How would you guys deal with such a problem? how can I handle this possible unmapping error in the destructor?
Good question, and I have thought about this, but I don't think there is a trivial solution. The basic problem is that an exception (together with the current execution state) will map to some point of the code where the program recovers and some corrective action. What if you have two exceptions simultaneously? You know where the program should resume with exception A and exception B individually. You also know what are the curative/corrective actions that should be performed before resuming. But what happens if you have both A and B and who will decide where the program will recover and how it will recover? This is the real problem. The language mechanics are the smaller issue.

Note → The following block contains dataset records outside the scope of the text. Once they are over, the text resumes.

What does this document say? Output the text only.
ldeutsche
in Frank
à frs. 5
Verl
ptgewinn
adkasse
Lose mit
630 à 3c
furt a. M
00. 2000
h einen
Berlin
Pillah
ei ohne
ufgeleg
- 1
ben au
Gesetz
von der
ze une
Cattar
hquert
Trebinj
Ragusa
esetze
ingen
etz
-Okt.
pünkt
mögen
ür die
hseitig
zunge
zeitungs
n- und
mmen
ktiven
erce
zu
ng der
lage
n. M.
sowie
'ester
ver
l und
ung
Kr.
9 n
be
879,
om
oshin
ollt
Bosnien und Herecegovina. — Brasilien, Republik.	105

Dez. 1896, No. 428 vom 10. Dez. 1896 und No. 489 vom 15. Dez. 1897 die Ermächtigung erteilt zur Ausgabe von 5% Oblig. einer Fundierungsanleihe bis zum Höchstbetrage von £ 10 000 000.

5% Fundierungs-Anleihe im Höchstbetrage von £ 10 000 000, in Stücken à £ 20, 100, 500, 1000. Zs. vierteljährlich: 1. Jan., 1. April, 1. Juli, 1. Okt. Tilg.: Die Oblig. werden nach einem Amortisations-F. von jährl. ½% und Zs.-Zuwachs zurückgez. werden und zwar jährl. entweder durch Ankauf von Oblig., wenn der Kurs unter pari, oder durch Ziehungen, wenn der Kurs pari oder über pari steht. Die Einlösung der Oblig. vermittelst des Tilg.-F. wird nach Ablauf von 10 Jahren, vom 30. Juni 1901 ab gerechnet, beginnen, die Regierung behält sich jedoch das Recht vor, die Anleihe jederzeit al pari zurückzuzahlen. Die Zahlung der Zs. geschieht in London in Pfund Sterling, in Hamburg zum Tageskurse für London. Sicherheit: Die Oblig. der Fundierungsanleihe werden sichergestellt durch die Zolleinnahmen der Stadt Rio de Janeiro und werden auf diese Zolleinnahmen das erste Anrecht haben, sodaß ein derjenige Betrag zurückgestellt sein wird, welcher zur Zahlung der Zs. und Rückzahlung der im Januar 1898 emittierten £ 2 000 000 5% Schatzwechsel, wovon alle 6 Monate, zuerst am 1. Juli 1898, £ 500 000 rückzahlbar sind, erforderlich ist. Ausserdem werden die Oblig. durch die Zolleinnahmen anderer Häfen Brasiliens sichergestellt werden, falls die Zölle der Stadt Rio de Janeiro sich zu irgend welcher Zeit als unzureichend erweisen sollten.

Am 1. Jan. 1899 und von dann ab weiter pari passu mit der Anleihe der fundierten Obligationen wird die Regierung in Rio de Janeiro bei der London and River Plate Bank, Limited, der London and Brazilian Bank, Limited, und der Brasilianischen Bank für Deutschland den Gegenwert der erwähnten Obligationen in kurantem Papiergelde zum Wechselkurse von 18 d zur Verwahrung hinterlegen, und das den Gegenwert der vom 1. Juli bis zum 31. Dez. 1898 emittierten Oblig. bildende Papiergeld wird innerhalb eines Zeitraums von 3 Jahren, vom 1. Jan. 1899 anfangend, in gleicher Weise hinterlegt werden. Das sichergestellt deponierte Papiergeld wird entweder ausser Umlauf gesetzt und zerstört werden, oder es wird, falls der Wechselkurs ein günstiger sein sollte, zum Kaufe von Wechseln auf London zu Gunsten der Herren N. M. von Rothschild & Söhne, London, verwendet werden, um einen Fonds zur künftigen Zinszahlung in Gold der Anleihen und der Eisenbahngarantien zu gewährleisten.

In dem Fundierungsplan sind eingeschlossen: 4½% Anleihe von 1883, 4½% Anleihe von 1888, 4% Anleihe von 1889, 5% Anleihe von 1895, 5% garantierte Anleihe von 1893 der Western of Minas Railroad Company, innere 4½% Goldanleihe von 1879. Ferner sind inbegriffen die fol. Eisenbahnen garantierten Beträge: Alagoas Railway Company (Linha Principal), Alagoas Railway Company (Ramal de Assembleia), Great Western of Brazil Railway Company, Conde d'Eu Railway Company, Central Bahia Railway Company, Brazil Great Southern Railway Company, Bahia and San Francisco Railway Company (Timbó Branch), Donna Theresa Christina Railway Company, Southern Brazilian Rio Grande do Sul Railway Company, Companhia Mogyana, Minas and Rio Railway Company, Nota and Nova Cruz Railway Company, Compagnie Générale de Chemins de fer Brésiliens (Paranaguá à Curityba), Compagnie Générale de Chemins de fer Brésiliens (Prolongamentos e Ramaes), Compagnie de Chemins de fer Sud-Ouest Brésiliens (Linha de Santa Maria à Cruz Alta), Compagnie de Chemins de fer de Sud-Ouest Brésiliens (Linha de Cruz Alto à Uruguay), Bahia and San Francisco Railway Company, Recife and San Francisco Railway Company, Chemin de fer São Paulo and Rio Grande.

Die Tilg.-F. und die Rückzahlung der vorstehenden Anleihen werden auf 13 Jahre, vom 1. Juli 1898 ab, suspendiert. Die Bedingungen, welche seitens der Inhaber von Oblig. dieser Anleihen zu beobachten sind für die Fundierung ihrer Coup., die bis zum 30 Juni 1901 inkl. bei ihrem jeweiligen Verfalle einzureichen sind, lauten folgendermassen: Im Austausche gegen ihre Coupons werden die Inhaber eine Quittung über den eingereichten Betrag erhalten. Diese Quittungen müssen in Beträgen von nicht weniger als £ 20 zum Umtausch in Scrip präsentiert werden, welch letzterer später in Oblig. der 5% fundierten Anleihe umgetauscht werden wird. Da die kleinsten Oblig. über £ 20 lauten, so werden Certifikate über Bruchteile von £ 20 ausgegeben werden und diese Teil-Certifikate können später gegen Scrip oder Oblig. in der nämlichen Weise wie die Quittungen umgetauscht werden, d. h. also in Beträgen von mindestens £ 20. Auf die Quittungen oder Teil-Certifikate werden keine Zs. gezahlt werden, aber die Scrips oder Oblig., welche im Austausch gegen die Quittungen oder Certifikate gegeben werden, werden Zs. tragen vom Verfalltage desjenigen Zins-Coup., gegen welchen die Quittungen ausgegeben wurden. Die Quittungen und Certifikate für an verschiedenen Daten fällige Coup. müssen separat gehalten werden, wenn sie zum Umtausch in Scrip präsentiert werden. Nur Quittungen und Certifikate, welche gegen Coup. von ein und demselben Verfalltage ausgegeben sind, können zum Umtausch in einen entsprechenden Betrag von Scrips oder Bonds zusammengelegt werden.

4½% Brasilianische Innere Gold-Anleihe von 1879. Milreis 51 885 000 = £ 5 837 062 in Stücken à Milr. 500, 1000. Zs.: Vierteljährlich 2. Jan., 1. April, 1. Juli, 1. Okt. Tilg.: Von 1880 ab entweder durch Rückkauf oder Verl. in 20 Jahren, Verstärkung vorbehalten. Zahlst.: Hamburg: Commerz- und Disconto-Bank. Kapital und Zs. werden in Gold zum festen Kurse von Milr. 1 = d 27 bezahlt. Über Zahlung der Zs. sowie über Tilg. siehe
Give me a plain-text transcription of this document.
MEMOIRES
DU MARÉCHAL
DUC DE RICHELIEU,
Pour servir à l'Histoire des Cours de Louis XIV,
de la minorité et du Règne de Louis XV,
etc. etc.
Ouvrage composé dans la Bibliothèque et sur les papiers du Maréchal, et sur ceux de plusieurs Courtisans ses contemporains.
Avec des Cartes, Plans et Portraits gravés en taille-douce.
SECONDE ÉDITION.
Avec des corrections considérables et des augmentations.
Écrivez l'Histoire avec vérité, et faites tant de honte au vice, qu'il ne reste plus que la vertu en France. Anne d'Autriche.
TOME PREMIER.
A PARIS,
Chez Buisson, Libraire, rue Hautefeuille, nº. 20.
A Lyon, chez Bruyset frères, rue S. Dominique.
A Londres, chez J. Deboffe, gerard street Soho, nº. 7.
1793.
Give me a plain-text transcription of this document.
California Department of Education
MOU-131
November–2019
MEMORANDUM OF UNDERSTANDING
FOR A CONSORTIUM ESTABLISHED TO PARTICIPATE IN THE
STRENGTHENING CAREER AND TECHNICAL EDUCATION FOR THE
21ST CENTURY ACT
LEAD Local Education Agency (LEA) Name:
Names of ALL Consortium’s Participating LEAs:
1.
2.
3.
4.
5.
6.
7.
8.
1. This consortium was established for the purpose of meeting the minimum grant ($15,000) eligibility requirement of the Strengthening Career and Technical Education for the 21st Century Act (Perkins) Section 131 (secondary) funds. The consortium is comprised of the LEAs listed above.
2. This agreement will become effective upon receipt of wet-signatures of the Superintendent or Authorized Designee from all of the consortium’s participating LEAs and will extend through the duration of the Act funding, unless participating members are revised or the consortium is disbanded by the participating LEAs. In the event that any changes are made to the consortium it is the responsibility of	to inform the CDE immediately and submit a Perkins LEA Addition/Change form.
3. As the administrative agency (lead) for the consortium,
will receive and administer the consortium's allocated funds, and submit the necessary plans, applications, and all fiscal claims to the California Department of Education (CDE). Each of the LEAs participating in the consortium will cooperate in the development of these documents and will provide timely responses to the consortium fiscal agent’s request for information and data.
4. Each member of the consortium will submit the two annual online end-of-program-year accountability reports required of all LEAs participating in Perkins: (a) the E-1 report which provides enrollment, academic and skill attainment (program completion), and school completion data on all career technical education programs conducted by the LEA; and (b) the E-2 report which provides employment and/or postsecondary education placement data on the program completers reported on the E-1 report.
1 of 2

I think that a very basic question: What happens when I cannot close/discard a resource that I did acquire.
I'd say you can't do much: Log it to a file for later trouble shooting. Better not disturb the 'shutdown' procedure. The error might even be that the resource is already discarded.
Ah... this is very frustrating! There's not really a way to detect this!
I guess I'll just create a function for dismounting and put it in the destructor and recommend using this function manually to dismount the mapping. If the user doesn't use this function, then he has to take the consequences of unmapping it manually!
Thanks for the answers guys, at least I know now I'm not that noob in C++ :-P
@coder777
The second concurrent exception may not be directly related to releasing resource. For all you know, it may be thrown by vector.at. True, it will be in destructor, but this is very broad category of processes. It may not even result in a leak directly. The same problem appears if you intend to rethrow the exception caught in a catch statement, but the statement itself generates an exception. I think it is conceptually unexplored topic and it has to be dealt with scientifically. Admittedly, the result may be your very conclusion.
P.S. In fact, there may be some conclusions done. I haven't searched yet.